The Urban Institute's Tax Policy Center has just released its Monthly State Tax Revenue Highlights covering state revenue trends in the month of May 2020. The TPC brief “State Tax Revenues Continued to Decline in May 2020” shows steep declines in state sales tax revenues in May.

Of the eighteen northeastern and midwestern states, only Maine hasn't turned some shade of red on TPC's latest map of fiscal distress.
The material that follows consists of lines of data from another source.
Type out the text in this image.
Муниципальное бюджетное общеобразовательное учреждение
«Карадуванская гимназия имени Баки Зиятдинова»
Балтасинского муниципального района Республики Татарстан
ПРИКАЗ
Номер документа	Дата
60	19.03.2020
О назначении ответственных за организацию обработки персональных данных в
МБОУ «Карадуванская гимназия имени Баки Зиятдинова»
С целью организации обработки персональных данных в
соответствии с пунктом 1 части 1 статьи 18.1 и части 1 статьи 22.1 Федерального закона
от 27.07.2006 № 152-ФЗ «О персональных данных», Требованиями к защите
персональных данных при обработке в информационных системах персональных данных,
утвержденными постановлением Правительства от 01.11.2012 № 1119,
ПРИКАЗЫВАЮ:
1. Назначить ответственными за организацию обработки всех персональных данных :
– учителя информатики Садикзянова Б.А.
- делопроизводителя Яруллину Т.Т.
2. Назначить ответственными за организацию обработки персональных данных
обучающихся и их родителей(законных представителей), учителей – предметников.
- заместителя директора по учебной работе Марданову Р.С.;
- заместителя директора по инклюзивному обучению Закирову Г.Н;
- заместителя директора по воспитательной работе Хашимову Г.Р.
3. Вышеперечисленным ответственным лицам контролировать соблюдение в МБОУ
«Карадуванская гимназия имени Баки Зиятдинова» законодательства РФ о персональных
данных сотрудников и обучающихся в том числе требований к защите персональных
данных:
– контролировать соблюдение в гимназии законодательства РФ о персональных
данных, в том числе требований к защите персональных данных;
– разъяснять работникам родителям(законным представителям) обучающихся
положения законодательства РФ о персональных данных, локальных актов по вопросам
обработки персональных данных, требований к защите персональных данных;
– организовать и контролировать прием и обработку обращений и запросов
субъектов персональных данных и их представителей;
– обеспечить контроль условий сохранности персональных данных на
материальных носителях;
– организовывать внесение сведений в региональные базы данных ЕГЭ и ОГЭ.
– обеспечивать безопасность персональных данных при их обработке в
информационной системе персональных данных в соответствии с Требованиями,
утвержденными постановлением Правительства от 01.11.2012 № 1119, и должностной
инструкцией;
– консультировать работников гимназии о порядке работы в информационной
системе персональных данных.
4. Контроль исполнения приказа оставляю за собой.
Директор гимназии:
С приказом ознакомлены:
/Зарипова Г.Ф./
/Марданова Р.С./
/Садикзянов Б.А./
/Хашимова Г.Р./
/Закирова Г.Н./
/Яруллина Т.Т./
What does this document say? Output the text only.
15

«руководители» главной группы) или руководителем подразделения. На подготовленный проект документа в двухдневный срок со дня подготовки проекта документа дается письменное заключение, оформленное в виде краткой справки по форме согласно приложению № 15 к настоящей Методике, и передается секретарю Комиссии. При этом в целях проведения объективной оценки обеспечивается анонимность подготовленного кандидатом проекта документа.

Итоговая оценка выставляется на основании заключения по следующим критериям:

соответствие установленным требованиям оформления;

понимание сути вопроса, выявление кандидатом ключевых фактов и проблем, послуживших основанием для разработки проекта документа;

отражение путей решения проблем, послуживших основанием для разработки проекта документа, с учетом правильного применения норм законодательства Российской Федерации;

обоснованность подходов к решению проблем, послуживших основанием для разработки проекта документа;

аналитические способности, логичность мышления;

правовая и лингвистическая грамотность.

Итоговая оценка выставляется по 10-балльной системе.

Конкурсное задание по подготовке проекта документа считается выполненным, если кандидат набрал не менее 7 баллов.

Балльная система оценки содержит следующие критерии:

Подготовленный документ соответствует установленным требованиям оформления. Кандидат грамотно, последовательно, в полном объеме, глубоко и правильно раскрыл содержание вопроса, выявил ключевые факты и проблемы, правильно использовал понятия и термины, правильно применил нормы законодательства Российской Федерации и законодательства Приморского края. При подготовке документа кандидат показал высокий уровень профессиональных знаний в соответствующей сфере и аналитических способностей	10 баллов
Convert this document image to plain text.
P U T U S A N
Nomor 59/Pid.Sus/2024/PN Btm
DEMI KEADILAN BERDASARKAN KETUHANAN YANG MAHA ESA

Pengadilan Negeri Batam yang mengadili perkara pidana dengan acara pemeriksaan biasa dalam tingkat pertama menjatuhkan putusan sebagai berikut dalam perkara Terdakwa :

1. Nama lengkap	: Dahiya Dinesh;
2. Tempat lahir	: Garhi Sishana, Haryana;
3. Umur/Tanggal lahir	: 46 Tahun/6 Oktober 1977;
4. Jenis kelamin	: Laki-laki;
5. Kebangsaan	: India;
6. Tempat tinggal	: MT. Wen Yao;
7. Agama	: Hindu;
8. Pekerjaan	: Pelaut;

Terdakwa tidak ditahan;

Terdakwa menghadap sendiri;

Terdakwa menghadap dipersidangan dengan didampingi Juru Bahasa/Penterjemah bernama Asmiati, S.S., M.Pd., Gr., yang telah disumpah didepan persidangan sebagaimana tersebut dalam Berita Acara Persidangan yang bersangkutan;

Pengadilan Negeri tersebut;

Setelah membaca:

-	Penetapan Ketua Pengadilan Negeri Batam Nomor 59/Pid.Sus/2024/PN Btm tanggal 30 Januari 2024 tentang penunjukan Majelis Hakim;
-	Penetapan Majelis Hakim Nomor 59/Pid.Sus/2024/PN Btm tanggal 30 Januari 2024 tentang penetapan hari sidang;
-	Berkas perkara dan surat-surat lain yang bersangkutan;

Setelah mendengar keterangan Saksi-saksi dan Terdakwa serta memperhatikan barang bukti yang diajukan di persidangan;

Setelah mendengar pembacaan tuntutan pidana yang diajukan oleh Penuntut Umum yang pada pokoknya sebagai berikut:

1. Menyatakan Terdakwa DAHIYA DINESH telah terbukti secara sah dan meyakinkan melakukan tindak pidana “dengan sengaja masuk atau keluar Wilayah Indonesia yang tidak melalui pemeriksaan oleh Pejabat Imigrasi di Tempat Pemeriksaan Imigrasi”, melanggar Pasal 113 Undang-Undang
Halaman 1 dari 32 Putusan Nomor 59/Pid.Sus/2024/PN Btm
From a macroeconomic stand-point, the fact that total state tax revenue has turned "sharply negative," underscores the Federal Reserve Chairman Jay Powell's increasingly blunt warnings that the state (and local) revenue shortfalls and their accompanying budget cuts can only lengthen what is now being characterized as either a "swoosh" or (my new favorite) a reverse square root shaped recovery. Whatever label we use for this slow recovery, we know that it will mean prolonged pain for the state and local sector.
The Tax Policy Center also now projects, based on 27 state budget forecasts, that
2020-21 State Revenues will be reduced by $200 Billion. Here is Dr. Lucy Dadayan's summary of the gory details: https://www.taxpolicycenter.org/taxvox/covid-19-pandemic-could-slash-2020-21-state-revenues-200-billion.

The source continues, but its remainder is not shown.